Met enige tegenzin geeft hij gehoor aan mijn zachte ruk aan de leiband, en loopt wantrouwig verder. We draaien het hoekje om. Een tiental jongeren, pratende jongens en giechelende meisjes, zitten op de bank en op de grond te tateren. Tussen hen in staan colablikjes en half verorberde zakjes friet en hamburgerdoosjes. Lijkt me een gezellige bedoening en ik loop hen voorbij zonder dat ze enige notie van me nemen. Praten en lachen lustig verder, helemaal opgaand in hun gezellig samenzijn.

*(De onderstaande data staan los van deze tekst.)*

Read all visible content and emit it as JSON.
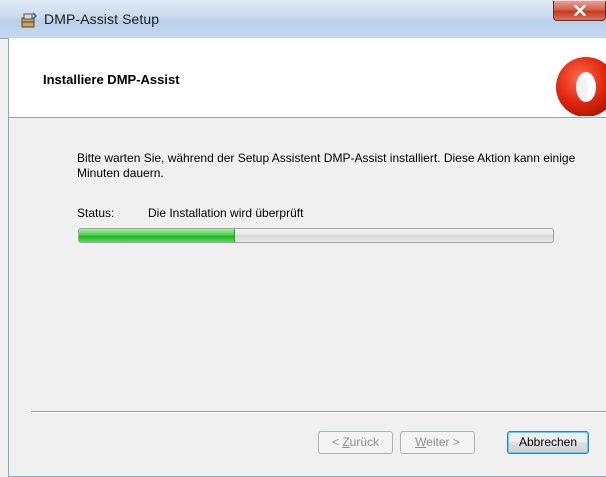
{
  "window": {
    "title": "DMP-Assist Setup",
    "icons": {
      "app": "installer-package-icon",
      "close": "close-icon",
      "logo": "dmp-assist-logo-icon"
    },
    "colors": {
      "close_button": "#c4391f",
      "progress_fill": "#1fb51f",
      "logo_red": "#e0260e",
      "default_button_border": "#3c7fb1"
    }
  },
  "header": {
    "title": "Installiere DMP-Assist"
  },
  "body": {
    "message": "Bitte warten Sie, während der Setup Assistent DMP-Assist installiert. Diese Aktion kann einige Minuten dauern.",
    "status_label": "Status:",
    "status_value": "Die Installation wird überprüft",
    "progress_fraction": 0.33
  },
  "buttons": {
    "back_prefix": "< ",
    "back_mnemonic": "Z",
    "back_rest": "urück",
    "next_mnemonic": "W",
    "next_rest": "eiter >",
    "cancel": "Abbrechen"
  }
}
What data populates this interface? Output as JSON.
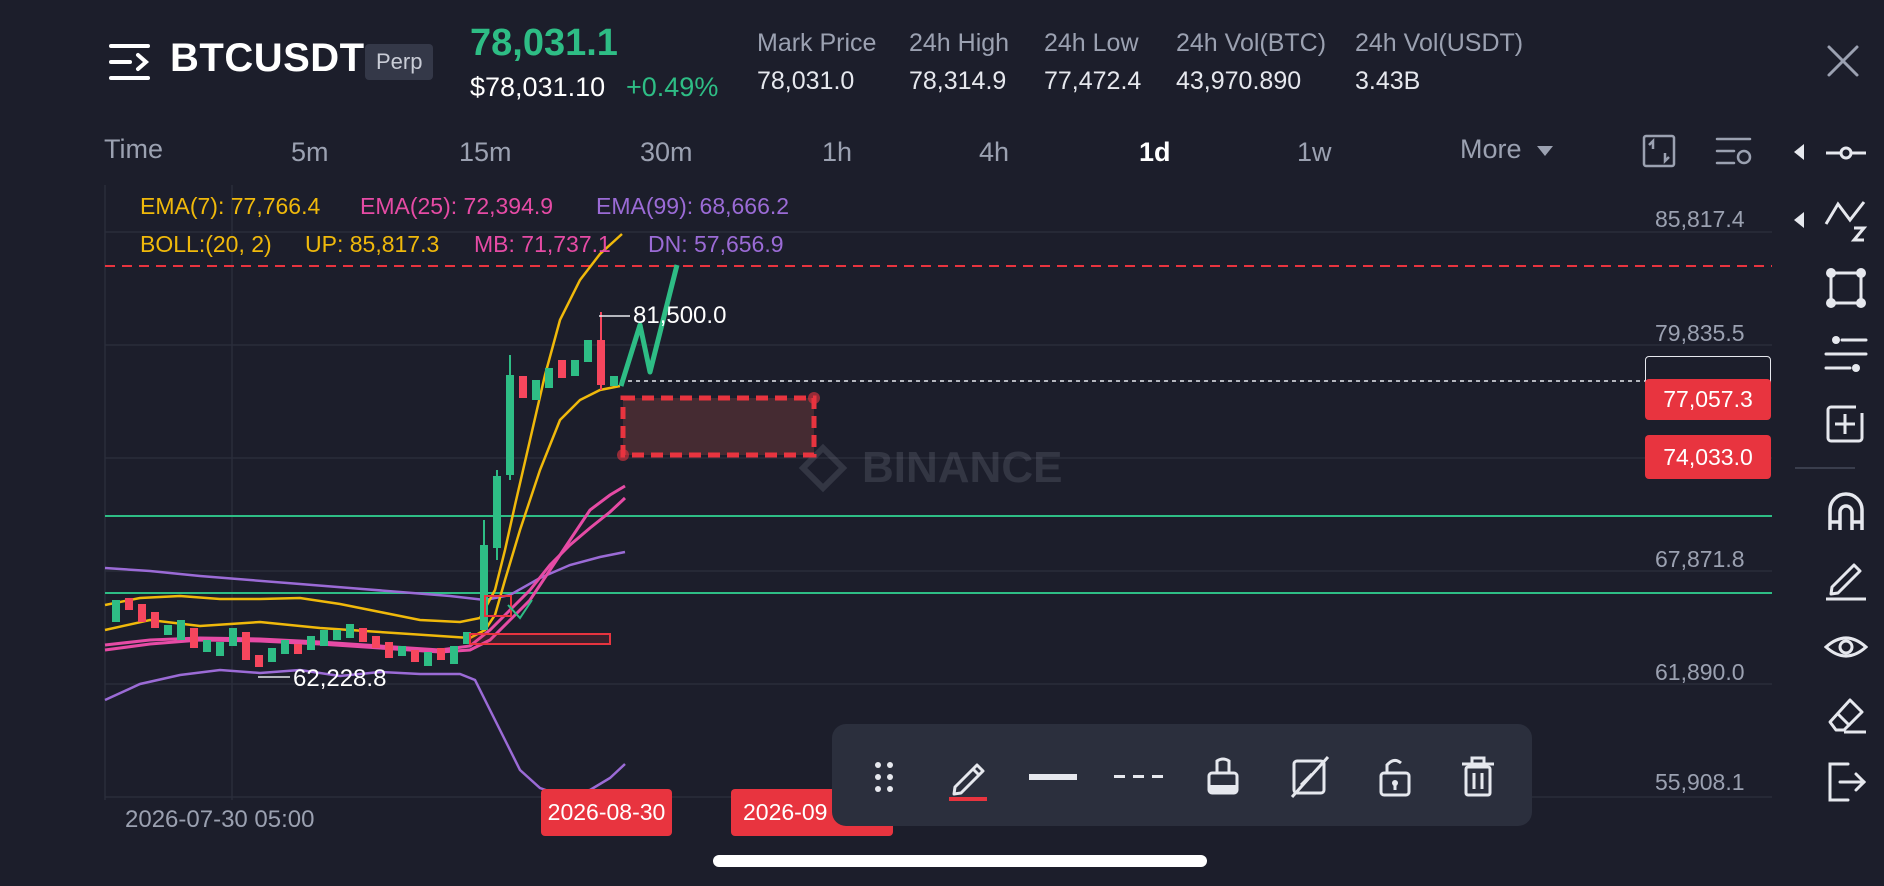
{
  "header": {
    "symbol": "BTCUSDT",
    "contract_type": "Perp",
    "last_price": "78,031.1",
    "usd_price": "$78,031.10",
    "change_pct": "+0.49%",
    "stats": [
      {
        "label": "Mark Price",
        "value": "78,031.0"
      },
      {
        "label": "24h High",
        "value": "78,314.9"
      },
      {
        "label": "24h Low",
        "value": "77,472.4"
      },
      {
        "label": "24h Vol(BTC)",
        "value": "43,970.890"
      },
      {
        "label": "24h Vol(USDT)",
        "value": "3.43B"
      }
    ]
  },
  "timeframes": {
    "items": [
      "Time",
      "5m",
      "15m",
      "30m",
      "1h",
      "4h",
      "1d",
      "1w"
    ],
    "active": "1d",
    "more_label": "More"
  },
  "indicators": {
    "ema7": "EMA(7): 77,766.4",
    "ema25": "EMA(25): 72,394.9",
    "ema99": "EMA(99): 68,666.2",
    "boll": "BOLL:(20, 2)",
    "boll_up": "UP: 85,817.3",
    "boll_mb": "MB: 71,737.1",
    "boll_dn": "DN: 57,656.9"
  },
  "chart": {
    "y_labels": [
      "85,817.4",
      "79,835.5",
      "67,871.8",
      "61,890.0",
      "55,908.1"
    ],
    "price_tags": [
      "77,057.3",
      "74,033.0"
    ],
    "high_marker": "81,500.0",
    "low_marker": "62,228.8",
    "x_start_label": "2026-07-30 05:00",
    "date_tags": [
      "2026-08-30",
      "2026-09"
    ],
    "watermark": "BINANCE"
  },
  "colors": {
    "up": "#2ebd85",
    "down": "#f6465d",
    "ema7": "#f0b90b",
    "ema25": "#e64ba5",
    "ema99": "#9b6bd6",
    "alert": "#e8343f",
    "background": "#1c1e2b"
  },
  "drawing_toolbar": {
    "tools": [
      "drag-handle-icon",
      "pencil-icon",
      "solid-line-icon",
      "dashed-line-icon",
      "paint-bucket-icon",
      "hide-drawing-icon",
      "unlock-icon",
      "trash-icon"
    ]
  },
  "right_toolbar": {
    "tools": [
      "horizontal-line-tool-icon",
      "trend-line-tool-icon",
      "rectangle-tool-icon",
      "fib-tool-icon",
      "measure-tool-icon",
      "magnet-icon",
      "pencil-tool-icon",
      "eye-icon",
      "eraser-icon",
      "exit-icon"
    ]
  },
  "chart_data": {
    "type": "candlestick",
    "title": "BTCUSDT Perp 1d",
    "y_axis_ticks": [
      85817.4,
      79835.5,
      67871.8,
      61890.0,
      55908.1
    ],
    "ylim": [
      55000,
      88000
    ],
    "last_price": 78031.1,
    "high_marker": 81500.0,
    "low_marker": 62228.8,
    "x_start": "2026-07-30 05:00",
    "indicators": {
      "EMA7": 77766.4,
      "EMA25": 72394.9,
      "EMA99": 68666.2,
      "BOLL_UP": 85817.3,
      "BOLL_MB": 71737.1,
      "BOLL_DN": 57656.9
    },
    "price_levels": [
      77057.3,
      74033.0
    ],
    "grid": true
  }
}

Als ik niet beter wist zou ik weer in de jeugd gaan geloven, maar ik neem me toch voor om morgenochtend bij mijn eerste wandeling even die bank te gaan bekijken en vooral wat er allemaal aan afval is blijven liggen. En Oostende indachtig zal dat wel niet veel fraais zijn. Want in een parkje van dezelfde grootte stonden in Oostende vijf afvalbakken. Zelden of nooit gebruikt. De afval werd gewoon achtergelaten waar ze gemaakt werd. Hier staat er maar ééntje, en dan nog tamelijk ver verwijderd van de bank in kwestie!
Maar ik moest niet wachten tot de volgende morgen om het resultaat te zien. Ik was alweer thuis toen ik weer dat kwebbelende gepraat hoorde, maar nu tegenaan de straat. Ging even kijken op mijn balkon, en ja hoor! Daar stond datzelfde groepje jongeren rond de afvalbak recht tegenover mijn deur geschaard en ze dropten er een voor een netjes hun afval in. Bleven nog een tijdje praten, toen volgde... jawel, een groepsknuffel, en ze gingen in groepjes elk hun weg.
Moet ik dan toch maar weer gaan geloven in de jeugd?